Banks’ Net Forex Sales Hit 14-Month High Amid Trade Tensions
China’s deficit in foreign exchange settlements widened in September to the most in 14 months, reflecting mounting pressures facing the Chinese currency amid trade tensions with the United States.
Chinese banks sold a net $17.6 billion of foreign currencies in September, the most since July 2017, the State Administration of Foreign Exchange (SAFE) said in a statement Thursday. That compared with net sales of $14.9 billion in August.
“Companies are buying more foreign currencies and selling less as the expectation of the yuan’s depreciation grows,” said Wang Youxin, a researcher at the Institute of International Finance of the Bank of China. “Reducing U.S. dollar debt and increasing foreign currency assets are normal market performance.”
Companies have repaid dollar loans in advance, reduced trade financing and suspended export settlements, Wang said.
The effects of Sino-U.S. trade frictions on China’s cross-border capital flows are largely under control, said Wang Chunying, a SAFE spokeswoman. China’s trade, foreign direct investment and cross-border financing held stable in the first three quarters, Wang said.

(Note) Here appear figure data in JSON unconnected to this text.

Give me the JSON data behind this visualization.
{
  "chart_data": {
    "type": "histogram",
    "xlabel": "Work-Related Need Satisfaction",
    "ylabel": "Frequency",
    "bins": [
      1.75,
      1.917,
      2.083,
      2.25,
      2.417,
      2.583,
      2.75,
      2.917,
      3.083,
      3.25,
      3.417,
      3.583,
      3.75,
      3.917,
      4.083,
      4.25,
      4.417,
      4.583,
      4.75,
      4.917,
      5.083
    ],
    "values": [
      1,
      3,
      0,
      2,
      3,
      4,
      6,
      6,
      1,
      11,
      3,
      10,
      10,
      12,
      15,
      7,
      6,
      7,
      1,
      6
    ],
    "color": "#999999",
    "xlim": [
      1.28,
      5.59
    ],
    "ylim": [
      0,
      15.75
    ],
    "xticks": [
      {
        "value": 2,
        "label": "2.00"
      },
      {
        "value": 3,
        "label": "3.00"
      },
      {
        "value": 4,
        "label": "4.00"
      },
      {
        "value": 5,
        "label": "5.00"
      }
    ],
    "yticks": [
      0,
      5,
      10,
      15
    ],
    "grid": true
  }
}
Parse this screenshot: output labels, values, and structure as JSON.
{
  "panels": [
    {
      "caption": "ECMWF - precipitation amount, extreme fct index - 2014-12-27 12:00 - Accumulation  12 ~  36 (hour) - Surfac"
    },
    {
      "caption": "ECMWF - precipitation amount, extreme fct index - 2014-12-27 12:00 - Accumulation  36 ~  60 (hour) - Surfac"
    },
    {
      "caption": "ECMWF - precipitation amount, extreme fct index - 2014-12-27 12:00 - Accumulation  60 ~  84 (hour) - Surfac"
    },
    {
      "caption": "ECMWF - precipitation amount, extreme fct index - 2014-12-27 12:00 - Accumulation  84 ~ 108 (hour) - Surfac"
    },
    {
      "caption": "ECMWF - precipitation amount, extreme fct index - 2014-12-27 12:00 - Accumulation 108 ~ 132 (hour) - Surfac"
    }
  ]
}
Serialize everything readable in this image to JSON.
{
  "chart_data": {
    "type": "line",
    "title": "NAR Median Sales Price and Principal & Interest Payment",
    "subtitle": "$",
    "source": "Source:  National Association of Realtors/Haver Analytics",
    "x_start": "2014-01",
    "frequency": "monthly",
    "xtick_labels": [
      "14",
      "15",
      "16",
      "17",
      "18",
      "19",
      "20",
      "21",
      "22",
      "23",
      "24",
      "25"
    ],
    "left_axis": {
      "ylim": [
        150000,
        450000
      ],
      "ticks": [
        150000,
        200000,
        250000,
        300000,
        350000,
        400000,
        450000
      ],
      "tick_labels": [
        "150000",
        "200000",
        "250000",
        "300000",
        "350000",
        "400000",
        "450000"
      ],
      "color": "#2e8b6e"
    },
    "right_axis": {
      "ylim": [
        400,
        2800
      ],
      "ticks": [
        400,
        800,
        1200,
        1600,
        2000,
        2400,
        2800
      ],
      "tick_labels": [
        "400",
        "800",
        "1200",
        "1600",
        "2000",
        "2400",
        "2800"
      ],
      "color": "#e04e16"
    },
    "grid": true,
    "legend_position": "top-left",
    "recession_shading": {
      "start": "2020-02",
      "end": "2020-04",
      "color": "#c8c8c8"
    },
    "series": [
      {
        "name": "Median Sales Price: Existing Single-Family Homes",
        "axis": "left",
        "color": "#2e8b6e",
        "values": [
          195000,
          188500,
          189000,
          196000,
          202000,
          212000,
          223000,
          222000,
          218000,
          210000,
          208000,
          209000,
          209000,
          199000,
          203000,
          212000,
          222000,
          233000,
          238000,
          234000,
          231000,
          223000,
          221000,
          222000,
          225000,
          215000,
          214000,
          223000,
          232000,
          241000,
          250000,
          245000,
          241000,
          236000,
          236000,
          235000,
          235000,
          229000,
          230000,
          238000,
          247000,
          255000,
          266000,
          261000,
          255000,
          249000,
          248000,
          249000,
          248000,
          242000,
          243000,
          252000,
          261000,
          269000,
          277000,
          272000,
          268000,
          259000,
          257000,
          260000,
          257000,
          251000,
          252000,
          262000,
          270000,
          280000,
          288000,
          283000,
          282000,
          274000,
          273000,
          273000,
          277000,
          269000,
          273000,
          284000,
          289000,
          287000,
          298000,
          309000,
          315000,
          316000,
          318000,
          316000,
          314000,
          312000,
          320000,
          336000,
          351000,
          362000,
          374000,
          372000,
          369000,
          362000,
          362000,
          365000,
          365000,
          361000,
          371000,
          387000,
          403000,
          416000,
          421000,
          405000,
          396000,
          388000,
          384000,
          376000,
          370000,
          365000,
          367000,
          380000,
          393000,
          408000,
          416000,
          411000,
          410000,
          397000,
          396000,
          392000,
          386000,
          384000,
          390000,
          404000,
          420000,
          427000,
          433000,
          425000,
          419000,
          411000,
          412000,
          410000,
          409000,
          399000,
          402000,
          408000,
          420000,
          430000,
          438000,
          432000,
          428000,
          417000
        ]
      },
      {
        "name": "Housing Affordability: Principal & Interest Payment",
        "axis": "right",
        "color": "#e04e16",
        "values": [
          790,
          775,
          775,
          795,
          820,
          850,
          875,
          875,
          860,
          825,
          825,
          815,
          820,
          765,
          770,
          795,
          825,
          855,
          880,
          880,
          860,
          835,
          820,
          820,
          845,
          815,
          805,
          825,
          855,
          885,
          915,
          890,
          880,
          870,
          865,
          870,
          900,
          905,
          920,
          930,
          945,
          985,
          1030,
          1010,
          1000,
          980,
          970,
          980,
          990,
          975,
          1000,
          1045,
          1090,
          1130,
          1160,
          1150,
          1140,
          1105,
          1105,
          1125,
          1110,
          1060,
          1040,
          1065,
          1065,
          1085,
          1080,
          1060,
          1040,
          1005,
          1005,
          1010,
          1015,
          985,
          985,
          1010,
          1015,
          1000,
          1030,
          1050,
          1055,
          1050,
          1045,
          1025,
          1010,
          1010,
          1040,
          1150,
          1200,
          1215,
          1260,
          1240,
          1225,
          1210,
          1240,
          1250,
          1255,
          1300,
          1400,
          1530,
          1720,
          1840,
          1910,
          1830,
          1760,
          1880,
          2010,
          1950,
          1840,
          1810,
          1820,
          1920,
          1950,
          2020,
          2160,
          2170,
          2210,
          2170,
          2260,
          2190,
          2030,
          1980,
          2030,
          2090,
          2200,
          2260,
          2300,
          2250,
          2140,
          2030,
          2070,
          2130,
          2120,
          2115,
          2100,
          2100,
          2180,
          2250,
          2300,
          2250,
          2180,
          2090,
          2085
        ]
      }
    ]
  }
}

The yuan has declined 6% against the dollar this year as trade frictions between the world’s two largest economies heated up. Goldman Sachs predicted Wednesday that the Chinese currency may weaken further in the next six months, according to a CNBC report.
The yuan fell just 0.75% against the U.S. dollar in September, signaling that the central bank may have taken moves to defend the yuan, some analysts said. The cost of defending the yuan was also reflected in China’s foreign exchange reserves, which last month fell to the lowest since August 2017.
China's yuan funds outstanding for foreign exchange, an indicator of cross-border capital flow, declined to 119.4 billion yuan ($17.19 billion) in September, falling for the second month, earlier central bank data showed.
Changes in foreign reserves and foreign-exchange purchase positions usually are signals of the central bank’s moves. State-backed big lenders pumped out liquidity in dollars almost every day since September, a trader for a Chinese bank told Caixin.
But other traders said the dollar liquidity increase from banks is not necessarily linked with the central bank, and the central bank’s reintroduction of “countercyclical factor” has mainly helped stabilize the yuan.
The U.S. Treasury Department said last week that China was not a currency manipulator, while it remained “deeply concerned” by the trade imbalance between the two countries.
The yuan traded at 6.9477 per dollar on Thursday, while the offshore yuan was 6.9490, edging close to the psychologically important level of 7 yuan per dollar.
China is expected to achieve balance in international payments, said SAFE’s Wang, adding that China will continue opening up its capital markets in an orderly manner. The regulator will take several measures to stabilize the foreign exchange market, including cracking down on speculation, she said.